Harum menatap seorang gadis kecil sedang mengamen di depan sebuah mobil. Bukan uang receh yang didapatkan gadis kecil itu, tetapi hentakan mobil pengendaranya dengan dibarengi kibasan tangan. Pipit mengikuti pandangan putrinya, lalu memanggil gadis pengamen itu untuk mendekat.

Bersediakah kamu menyanyikan lagu untuk kami?” tanya Pipit.

Mau Tante. Mau sekali, tapi dibayar ya?” jawab gadis itu lugu.

Tentu saja sayang,” jawab Pipit sambil tertawa renyah.

Segera gadis kecil itu dengan bersemangat menyanyikan lagu Kasih Ibu. Tak lama gadis itu berlari kegirangan mendapatkan lembaran sepuluh ribu dari Pipit. Seorang perempuan tua mendekati mereka sambil berlinang air mata.

Terima kasih Nyonya, Anda baik sekali,” menganggukkan kepalanya.

Ibu apanya gadis itu?” tanya Pipit sopan.

Saya Ibunya. Ayahnya pergi entah ke mana sejak putri saya itu masih berumur dua tahun.

Pipit tak dapat mengucapkan sepatah kata pun sampai perempuan tua itu berlalu menyusul putrinya.
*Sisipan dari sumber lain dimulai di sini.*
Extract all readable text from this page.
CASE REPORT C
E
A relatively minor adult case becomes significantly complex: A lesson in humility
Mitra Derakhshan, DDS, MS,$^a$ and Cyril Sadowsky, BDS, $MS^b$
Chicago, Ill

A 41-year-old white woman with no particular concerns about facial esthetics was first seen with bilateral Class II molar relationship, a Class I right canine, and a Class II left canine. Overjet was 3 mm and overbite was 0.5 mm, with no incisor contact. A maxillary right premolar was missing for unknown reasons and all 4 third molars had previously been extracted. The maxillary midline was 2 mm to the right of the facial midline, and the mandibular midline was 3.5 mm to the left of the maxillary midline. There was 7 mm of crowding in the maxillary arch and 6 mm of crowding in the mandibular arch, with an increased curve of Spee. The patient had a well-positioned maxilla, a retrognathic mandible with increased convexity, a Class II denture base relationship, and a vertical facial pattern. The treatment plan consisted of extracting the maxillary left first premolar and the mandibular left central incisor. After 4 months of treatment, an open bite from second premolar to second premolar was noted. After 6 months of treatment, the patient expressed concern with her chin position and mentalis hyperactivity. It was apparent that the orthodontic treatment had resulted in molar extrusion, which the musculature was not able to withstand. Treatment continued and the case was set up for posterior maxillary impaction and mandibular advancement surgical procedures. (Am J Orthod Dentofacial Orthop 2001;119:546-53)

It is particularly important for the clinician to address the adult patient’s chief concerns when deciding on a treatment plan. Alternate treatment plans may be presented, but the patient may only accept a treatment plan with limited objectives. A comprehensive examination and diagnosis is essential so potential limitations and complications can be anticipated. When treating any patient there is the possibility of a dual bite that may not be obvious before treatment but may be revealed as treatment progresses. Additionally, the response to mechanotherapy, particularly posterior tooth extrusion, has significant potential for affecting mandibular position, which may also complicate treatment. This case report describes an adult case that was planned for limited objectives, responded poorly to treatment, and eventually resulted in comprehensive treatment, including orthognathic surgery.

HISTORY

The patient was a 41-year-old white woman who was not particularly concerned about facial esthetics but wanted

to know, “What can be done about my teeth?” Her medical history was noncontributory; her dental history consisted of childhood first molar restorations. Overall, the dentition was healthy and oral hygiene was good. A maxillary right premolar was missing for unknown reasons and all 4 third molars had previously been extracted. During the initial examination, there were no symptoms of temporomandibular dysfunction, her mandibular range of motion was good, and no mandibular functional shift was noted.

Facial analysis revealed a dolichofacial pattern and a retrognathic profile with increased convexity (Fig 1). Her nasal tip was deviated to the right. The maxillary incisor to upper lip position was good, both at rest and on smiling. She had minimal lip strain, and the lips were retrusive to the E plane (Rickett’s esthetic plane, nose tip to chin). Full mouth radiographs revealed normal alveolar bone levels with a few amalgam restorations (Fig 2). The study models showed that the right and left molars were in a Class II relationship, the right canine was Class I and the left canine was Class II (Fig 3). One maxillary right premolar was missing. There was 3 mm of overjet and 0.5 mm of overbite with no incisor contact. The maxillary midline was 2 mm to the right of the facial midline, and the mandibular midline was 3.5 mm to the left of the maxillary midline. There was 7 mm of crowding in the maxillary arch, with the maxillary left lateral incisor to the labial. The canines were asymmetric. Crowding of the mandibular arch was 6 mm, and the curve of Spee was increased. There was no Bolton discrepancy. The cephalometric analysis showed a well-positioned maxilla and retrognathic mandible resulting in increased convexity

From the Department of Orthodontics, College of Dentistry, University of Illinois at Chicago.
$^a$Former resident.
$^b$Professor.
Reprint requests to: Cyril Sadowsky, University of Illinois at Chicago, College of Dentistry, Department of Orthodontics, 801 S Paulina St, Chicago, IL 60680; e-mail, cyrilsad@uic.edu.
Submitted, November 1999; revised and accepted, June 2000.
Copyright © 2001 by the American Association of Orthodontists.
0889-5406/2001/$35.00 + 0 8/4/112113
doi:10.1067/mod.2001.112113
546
Sementara Harum semakin tertegun dengan situasi di hadapannya. Sambil menunduk gadis itu berkata lirih, “Harum nggak jadi ke toko buku Ma.

Kenapa?” tanya Pipit hampir dapat membaca pikiran putrinya.

Belum terlalu perlu Ma. Nanti saja kalau Papa pulang.

Pipit tersenyum semakin lembut sambil mendekap tubuh putrinya dengan penuh rasa sayang dan syukur. Dibelainya kepala Harum dengan air mata hampir tak dapat ditahannya. Matanya menengadah memohon agar dirinya tidak menangis di depan putrinya. Agar dapat ditepisnya segala kerikil di hati yang kelak akan menahan langkahnya menggapai CINTA Sang Kekasih.